Olimpiade Paris dan Politik yang Tidak Lepas dari Olahraga
Olahraga | 2024-07-22 14:10:27Pada hari Jumat malam (26/7/2024) waktu setempat atau Sabtu dini hari (27/7/2024) waktu Indonesia, upacara pembukaan Olimpiade XXXIII akan diadakan di Paris, Prancis. Berbeda dengan Olimpiade pada umumnya yang menyelenggarakan upacara pembukaan di stadion atletik atau sepakbola, Paris membawa terobosan dengan pembukaan yang akan diadakan di pusat kota, yaitu di sepanjang Sungai Seine. Atlet dari 206 negara akan diarak di atas kapal yang melewati berbagai ikon turisme Paris, seperti Museum Louvre, Les Invalides, Place de la Concorde, dan Menara Eiffel yang diyakini akan menjadi tempat dinyalakannya obor Olimpiade.

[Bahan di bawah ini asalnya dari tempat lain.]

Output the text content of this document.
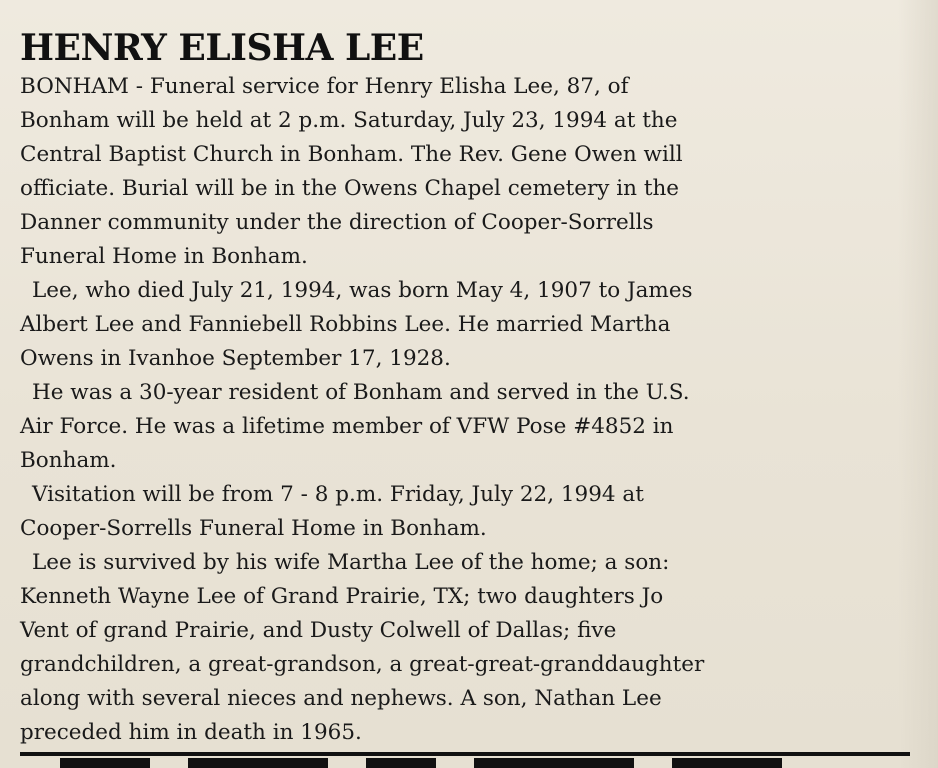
HENRY ELISHA LEE
BONHAM - Funeral service for Henry Elisha Lee, 87, of
Bonham will be held at 2 p.m. Saturday, July 23, 1994 at the
Central Baptist Church in Bonham. The Rev. Gene Owen will
officiate. Burial will be in the Owens Chapel cemetery in the
Danner community under the direction of Cooper-Sorrells
Funeral Home in Bonham.
Lee, who died July 21, 1994, was born May 4, 1907 to James
Albert Lee and Fanniebell Robbins Lee. He married Martha
Owens in Ivanhoe September 17, 1928.
He was a 30-year resident of Bonham and served in the U.S.
Air Force. He was a lifetime member of VFW Pose #4852 in
Bonham.
Visitation will be from 7 - 8 p.m. Friday, July 22, 1994 at
Cooper-Sorrells Funeral Home in Bonham.
Lee is survived by his wife Martha Lee of the home; a son:
Kenneth Wayne Lee of Grand Prairie, TX; two daughters Jo
Vent of grand Prairie, and Dusty Colwell of Dallas; five
grandchildren, a great-grandson, a great-great-granddaughter
along with several nieces and nephews. A son, Nathan Lee
preceded him in death in 1965.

Bagi Prancis dan Komite Olimpiade Internasional (IOC), penyelenggaraan Olimpiade Paris tentu menjadi sumber kebanggaan sendiri. Besarnya perhatian dunia terhadap Olimpiade, khususnya acara pembukaan, dapat menjadi kekuatan politik yang berpengaruh yang diproyeksikan negara tuan rumah pada dunia. Contohnya, pembukaan Olimpiade 2008 di Beijing (Tiongkok) dan Olimpiade Musim Dingin 2014 di Sochi (Rusia) yang menjadi momen ikonik bagi kepemimpinan politik kedua negara tersebut.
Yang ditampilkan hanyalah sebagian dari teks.